Ahmed nasceu e cresceu em Faisal, um bairro amorfo nos arredores do Cairo.

Todos os irmãos, e uma das irmãs, se licenciaram em engenharia, na Universidade do Cairo, a irmã mais nova acabou por casar quando terminou o secundário, é recepcionista num escritório de contabilidade.

Ahmed não foi o primeiro dos irmãos a emigrar, seduzido pelas oportunidades dos países do Golfo, bem acima dos salários praticados no Egipto. Casou logo que acabou o curso, com Heba, contabilista, colega da irmã. Os filhos sucederam-se, com 2 anos de intervalo, as despesas começaram a subir. À volta do Cairo brotam como cogumelos as villas de ex-colegas da faculdade, actualmente a residir em Riade, Dubai ou Doha.

Ahmed também sonha com uma villa. Sonha neste momento com a mudança do T2, a dois quarteirões daquele onde cresceu, deixar o ruído dos vizinhos, a confusão das ruas movimentadas, o fumo e o cheiro a fritos que se entranham nas roupas estendidas.

As amigas de Heba vão publicando imagens de estadias em Sharm El Sheik, Heba partilha com o marido.

Ahmed enviou vários currículos, respondeu a vários anúncios, abraçou a primeira proposta que o acolheu, engenheiro júnior em Manama, sempre fica à beira mar, mais tarde poderá trazer Heba e os miúdos. Já passou um ano, ainda divide um apartamento com dois colegas, o custo de vida em Manama é mais alto que no Cairo, não há procura para contabilistas expatriadas.

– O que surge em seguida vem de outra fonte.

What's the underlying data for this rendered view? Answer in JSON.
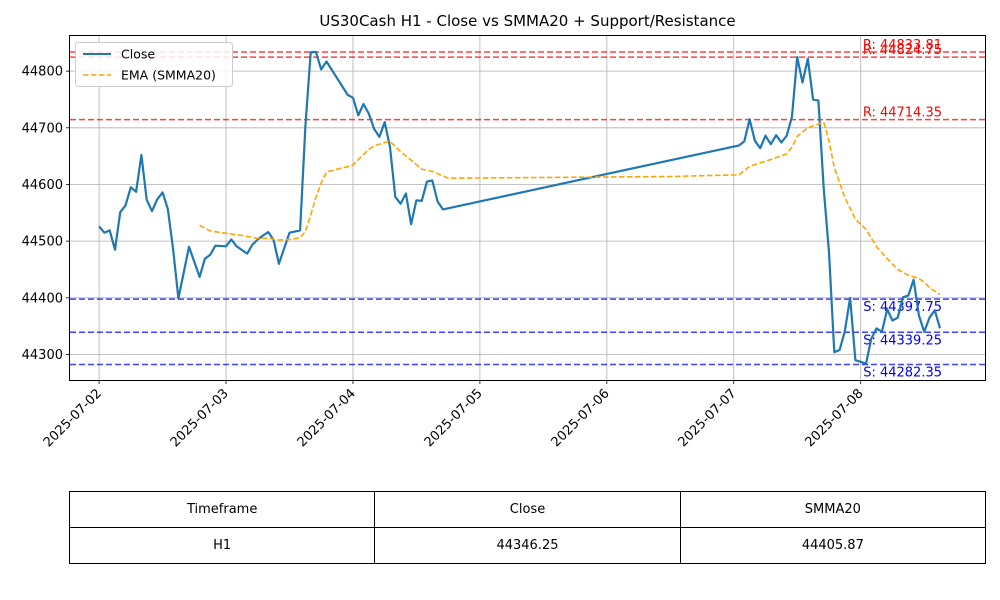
{
  "chart_data": {
    "type": "line",
    "title": "US30Cash H1 - Close vs SMMA20 + Support/Resistance",
    "xlabel": "",
    "ylabel": "",
    "x_ticks": [
      "2025-07-02",
      "2025-07-03",
      "2025-07-04",
      "2025-07-05",
      "2025-07-06",
      "2025-07-07",
      "2025-07-08"
    ],
    "xlim": [
      "2025-07-01T18:30",
      "2025-07-08T23:30"
    ],
    "y_ticks": [
      44300,
      44400,
      44500,
      44600,
      44700,
      44800
    ],
    "ylim": [
      44255,
      44862
    ],
    "grid": true,
    "legend_position": "upper-left",
    "series": [
      {
        "name": "Close",
        "color": "#1f77b4",
        "style": "solid",
        "points": [
          [
            "2025-07-02T00:00",
            44526
          ],
          [
            "2025-07-02T01:00",
            44515
          ],
          [
            "2025-07-02T02:00",
            44519
          ],
          [
            "2025-07-02T03:00",
            44485
          ],
          [
            "2025-07-02T04:00",
            44551
          ],
          [
            "2025-07-02T05:00",
            44563
          ],
          [
            "2025-07-02T06:00",
            44595
          ],
          [
            "2025-07-02T07:00",
            44587
          ],
          [
            "2025-07-02T08:00",
            44652
          ],
          [
            "2025-07-02T09:00",
            44573
          ],
          [
            "2025-07-02T10:00",
            44553
          ],
          [
            "2025-07-02T11:00",
            44574
          ],
          [
            "2025-07-02T12:00",
            44586
          ],
          [
            "2025-07-02T13:00",
            44557
          ],
          [
            "2025-07-02T14:00",
            44486
          ],
          [
            "2025-07-02T15:00",
            44399
          ],
          [
            "2025-07-02T17:00",
            44490
          ],
          [
            "2025-07-02T19:00",
            44437
          ],
          [
            "2025-07-02T20:00",
            44469
          ],
          [
            "2025-07-02T21:00",
            44476
          ],
          [
            "2025-07-02T22:00",
            44492
          ],
          [
            "2025-07-03T00:00",
            44491
          ],
          [
            "2025-07-03T01:00",
            44503
          ],
          [
            "2025-07-03T02:00",
            44491
          ],
          [
            "2025-07-03T04:00",
            44478
          ],
          [
            "2025-07-03T05:00",
            44494
          ],
          [
            "2025-07-03T06:00",
            44503
          ],
          [
            "2025-07-03T07:00",
            44510
          ],
          [
            "2025-07-03T08:00",
            44516
          ],
          [
            "2025-07-03T09:00",
            44502
          ],
          [
            "2025-07-03T10:00",
            44460
          ],
          [
            "2025-07-03T12:00",
            44515
          ],
          [
            "2025-07-03T14:00",
            44519
          ],
          [
            "2025-07-03T15:00",
            44703
          ],
          [
            "2025-07-03T16:00",
            44833
          ],
          [
            "2025-07-03T17:00",
            44834
          ],
          [
            "2025-07-03T18:00",
            44803
          ],
          [
            "2025-07-03T19:00",
            44817
          ],
          [
            "2025-07-03T23:00",
            44758
          ],
          [
            "2025-07-04T00:00",
            44753
          ],
          [
            "2025-07-04T01:00",
            44722
          ],
          [
            "2025-07-04T02:00",
            44742
          ],
          [
            "2025-07-04T03:00",
            44725
          ],
          [
            "2025-07-04T04:00",
            44698
          ],
          [
            "2025-07-04T05:00",
            44684
          ],
          [
            "2025-07-04T06:00",
            44710
          ],
          [
            "2025-07-04T07:00",
            44666
          ],
          [
            "2025-07-04T08:00",
            44578
          ],
          [
            "2025-07-04T09:00",
            44566
          ],
          [
            "2025-07-04T10:00",
            44584
          ],
          [
            "2025-07-04T11:00",
            44530
          ],
          [
            "2025-07-04T12:00",
            44572
          ],
          [
            "2025-07-04T13:00",
            44571
          ],
          [
            "2025-07-04T14:00",
            44605
          ],
          [
            "2025-07-04T15:00",
            44607
          ],
          [
            "2025-07-04T16:00",
            44570
          ],
          [
            "2025-07-04T17:00",
            44556
          ],
          [
            "2025-07-07T01:00",
            44669
          ],
          [
            "2025-07-07T02:00",
            44676
          ],
          [
            "2025-07-07T03:00",
            44715
          ],
          [
            "2025-07-07T04:00",
            44677
          ],
          [
            "2025-07-07T05:00",
            44664
          ],
          [
            "2025-07-07T06:00",
            44686
          ],
          [
            "2025-07-07T07:00",
            44671
          ],
          [
            "2025-07-07T08:00",
            44687
          ],
          [
            "2025-07-07T09:00",
            44674
          ],
          [
            "2025-07-07T10:00",
            44686
          ],
          [
            "2025-07-07T11:00",
            44720
          ],
          [
            "2025-07-07T12:00",
            44825
          ],
          [
            "2025-07-07T13:00",
            44780
          ],
          [
            "2025-07-07T14:00",
            44822
          ],
          [
            "2025-07-07T15:00",
            44750
          ],
          [
            "2025-07-07T16:00",
            44748
          ],
          [
            "2025-07-07T17:00",
            44593
          ],
          [
            "2025-07-07T18:00",
            44480
          ],
          [
            "2025-07-07T19:00",
            44304
          ],
          [
            "2025-07-07T20:00",
            44308
          ],
          [
            "2025-07-07T21:00",
            44341
          ],
          [
            "2025-07-07T22:00",
            44400
          ],
          [
            "2025-07-07T23:00",
            44290
          ],
          [
            "2025-07-08T01:00",
            44284
          ],
          [
            "2025-07-08T02:00",
            44328
          ],
          [
            "2025-07-08T03:00",
            44346
          ],
          [
            "2025-07-08T04:00",
            44340
          ],
          [
            "2025-07-08T05:00",
            44380
          ],
          [
            "2025-07-08T06:00",
            44360
          ],
          [
            "2025-07-08T07:00",
            44365
          ],
          [
            "2025-07-08T08:00",
            44401
          ],
          [
            "2025-07-08T09:00",
            44404
          ],
          [
            "2025-07-08T10:00",
            44432
          ],
          [
            "2025-07-08T11:00",
            44369
          ],
          [
            "2025-07-08T12:00",
            44340
          ],
          [
            "2025-07-08T13:00",
            44365
          ],
          [
            "2025-07-08T14:00",
            44378
          ],
          [
            "2025-07-08T15:00",
            44346.25
          ]
        ]
      },
      {
        "name": "EMA (SMMA20)",
        "color": "#ffa500",
        "style": "dashed",
        "points": [
          [
            "2025-07-02T19:00",
            44528
          ],
          [
            "2025-07-02T21:00",
            44518
          ],
          [
            "2025-07-03T00:00",
            44514
          ],
          [
            "2025-07-03T03:00",
            44510
          ],
          [
            "2025-07-03T06:00",
            44505
          ],
          [
            "2025-07-03T08:00",
            44505
          ],
          [
            "2025-07-03T10:00",
            44502
          ],
          [
            "2025-07-03T12:00",
            44503
          ],
          [
            "2025-07-03T14:00",
            44506
          ],
          [
            "2025-07-03T15:00",
            44517
          ],
          [
            "2025-07-03T16:00",
            44546
          ],
          [
            "2025-07-03T17:00",
            44577
          ],
          [
            "2025-07-03T18:00",
            44603
          ],
          [
            "2025-07-03T19:00",
            44622
          ],
          [
            "2025-07-03T21:00",
            44627
          ],
          [
            "2025-07-04T00:00",
            44634
          ],
          [
            "2025-07-04T01:00",
            44644
          ],
          [
            "2025-07-04T03:00",
            44662
          ],
          [
            "2025-07-04T04:00",
            44668
          ],
          [
            "2025-07-04T06:00",
            44674
          ],
          [
            "2025-07-04T07:00",
            44676
          ],
          [
            "2025-07-04T09:00",
            44658
          ],
          [
            "2025-07-04T11:00",
            44643
          ],
          [
            "2025-07-04T13:00",
            44627
          ],
          [
            "2025-07-04T15:00",
            44623
          ],
          [
            "2025-07-04T18:00",
            44611
          ],
          [
            "2025-07-06T12:00",
            44614
          ],
          [
            "2025-07-07T01:00",
            44617
          ],
          [
            "2025-07-07T03:00",
            44632
          ],
          [
            "2025-07-07T05:00",
            44638
          ],
          [
            "2025-07-07T07:00",
            44644
          ],
          [
            "2025-07-07T10:00",
            44654
          ],
          [
            "2025-07-07T11:00",
            44666
          ],
          [
            "2025-07-07T12:00",
            44685
          ],
          [
            "2025-07-07T14:00",
            44700
          ],
          [
            "2025-07-07T17:00",
            44710
          ],
          [
            "2025-07-07T18:00",
            44677
          ],
          [
            "2025-07-07T19:00",
            44630
          ],
          [
            "2025-07-07T21:00",
            44577
          ],
          [
            "2025-07-07T23:00",
            44539
          ],
          [
            "2025-07-08T01:00",
            44521
          ],
          [
            "2025-07-08T03:00",
            44490
          ],
          [
            "2025-07-08T05:00",
            44469
          ],
          [
            "2025-07-08T07:00",
            44450
          ],
          [
            "2025-07-08T09:00",
            44440
          ],
          [
            "2025-07-08T11:00",
            44434
          ],
          [
            "2025-07-08T12:00",
            44428
          ],
          [
            "2025-07-08T13:00",
            44418
          ],
          [
            "2025-07-08T15:00",
            44405.87
          ]
        ]
      }
    ],
    "levels": [
      {
        "kind": "resistance",
        "value": 44833.81,
        "label": "R: 44833.81",
        "color": "#ff0000"
      },
      {
        "kind": "resistance",
        "value": 44824.75,
        "label": "R: 44824.75",
        "color": "#ff0000"
      },
      {
        "kind": "resistance",
        "value": 44714.35,
        "label": "R: 44714.35",
        "color": "#ff0000"
      },
      {
        "kind": "support",
        "value": 44397.75,
        "label": "S: 44397.75",
        "color": "#0000ff"
      },
      {
        "kind": "support",
        "value": 44339.25,
        "label": "S: 44339.25",
        "color": "#0000ff"
      },
      {
        "kind": "support",
        "value": 44282.35,
        "label": "S: 44282.35",
        "color": "#0000ff"
      }
    ]
  },
  "table": {
    "headers": [
      "Timeframe",
      "Close",
      "SMMA20"
    ],
    "row": [
      "H1",
      "44346.25",
      "44405.87"
    ]
  }
}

Talvez em Jidá estivesse melhor.

Ahmed não está de férias, aproveitou os feriados do Eid-Al-Ahda para passar algum tempo com a família. Continua a falar com eles por videoconferência, mas a cada regresso parece ter perdido anos do crescimento dos filhos.

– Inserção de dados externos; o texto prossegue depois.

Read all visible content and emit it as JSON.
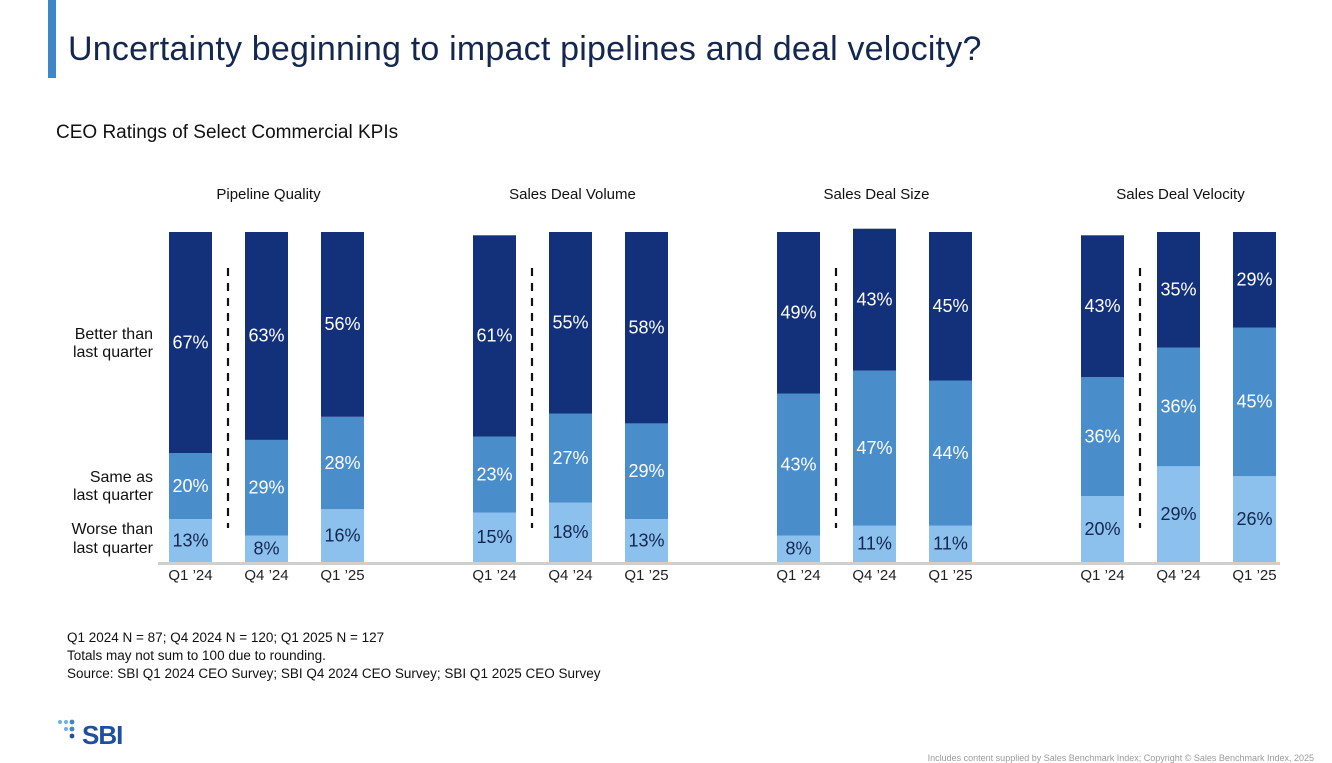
{
  "page": {
    "title": "Uncertainty beginning to impact pipelines and deal velocity?",
    "subtitle": "CEO Ratings of Select Commercial KPIs"
  },
  "colors": {
    "accent": "#3f86c6",
    "better": "#13307a",
    "same": "#4a8dcb",
    "worse": "#8cc1ee",
    "axis": "#cfcfcf"
  },
  "chart_data": {
    "type": "bar",
    "stacked": true,
    "title": "CEO Ratings of Select Commercial KPIs",
    "ylim": [
      0,
      100
    ],
    "series_names": [
      "Worse than last quarter",
      "Same as last quarter",
      "Better than last quarter"
    ],
    "row_labels": [
      [
        "Better than",
        "last quarter"
      ],
      [
        "Same as",
        "last quarter"
      ],
      [
        "Worse than",
        "last quarter"
      ]
    ],
    "panels": [
      {
        "title": "Pipeline Quality",
        "categories": [
          "Q1 ’24",
          "Q4 ’24",
          "Q1 ’25"
        ],
        "worse": [
          13,
          8,
          16
        ],
        "same": [
          20,
          29,
          28
        ],
        "better": [
          67,
          63,
          56
        ]
      },
      {
        "title": "Sales Deal Volume",
        "categories": [
          "Q1 ’24",
          "Q4 ’24",
          "Q1 ’25"
        ],
        "worse": [
          15,
          18,
          13
        ],
        "same": [
          23,
          27,
          29
        ],
        "better": [
          61,
          55,
          58
        ]
      },
      {
        "title": "Sales Deal Size",
        "categories": [
          "Q1 ’24",
          "Q4 ’24",
          "Q1 ’25"
        ],
        "worse": [
          8,
          11,
          11
        ],
        "same": [
          43,
          47,
          44
        ],
        "better": [
          49,
          43,
          45
        ]
      },
      {
        "title": "Sales Deal Velocity",
        "categories": [
          "Q1 ’24",
          "Q4 ’24",
          "Q1 ’25"
        ],
        "worse": [
          20,
          29,
          26
        ],
        "same": [
          36,
          36,
          45
        ],
        "better": [
          43,
          35,
          29
        ]
      }
    ]
  },
  "footnotes": {
    "line1": "Q1 2024 N = 87; Q4 2024 N = 120; Q1 2025 N = 127",
    "line2": "Totals may not sum to 100 due to rounding.",
    "line3": "Source: SBI Q1 2024 CEO Survey; SBI Q4 2024 CEO Survey; SBI Q1 2025 CEO Survey"
  },
  "logo": {
    "text": "SBI"
  },
  "copyright": "Includes content supplied by Sales Benchmark Index; Copyright © Sales Benchmark Index, 2025"
}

E sonha com Heba. Transporta o seu sorriso, a sua voz, a suavidade seu toque, mas é a memória do seu cheiro que a espaços faz desabar todo o peso da saudade. Mas Heba também quer uma villa em El-Shorouk.

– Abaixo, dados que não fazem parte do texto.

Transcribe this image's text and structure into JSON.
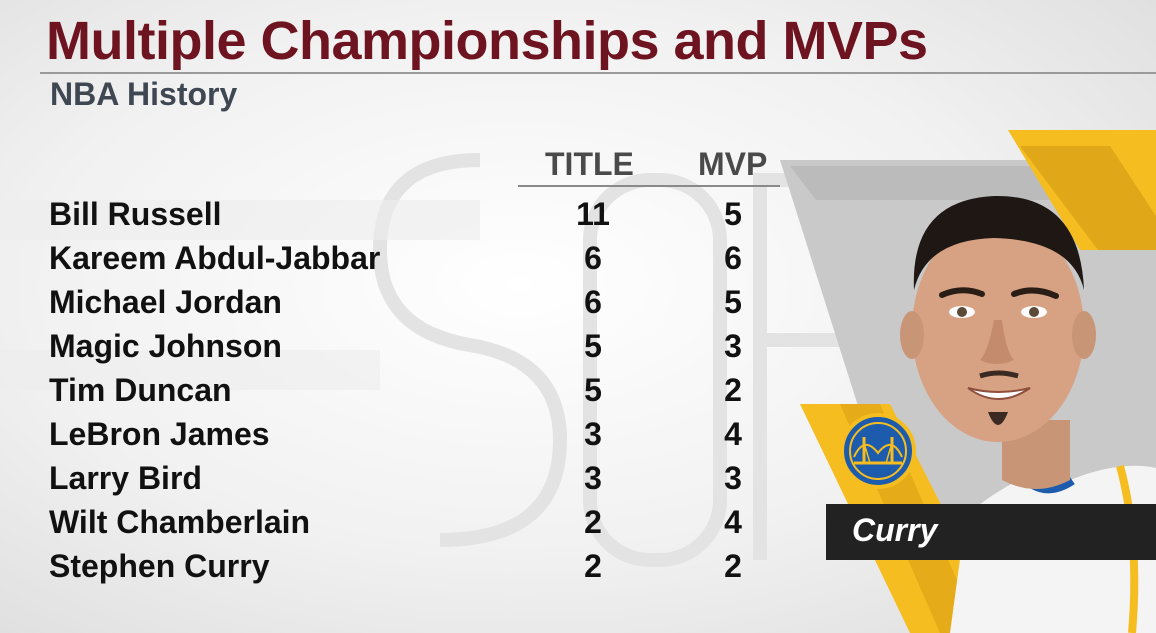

A empresa de Ahmed tem escritórios em Riade, já pediu transferência, aguarda resposta, parece que na Arábia se ganha melhor. Ainda assim, há que contar com o custo da escola para os miúdos, talvez seja mais fácil para Heba conseguir um emprego como contabilista em Riade.

Ahmed desperta, o portão de embarque da Saudia já abriu, esfrega os olhos, agarra na mala de cabine, sorri, em duas horas estará nos braços de Heba, terá os filhos nos braços. Em dois anos estarão de férias numa villa em El-Shorouk.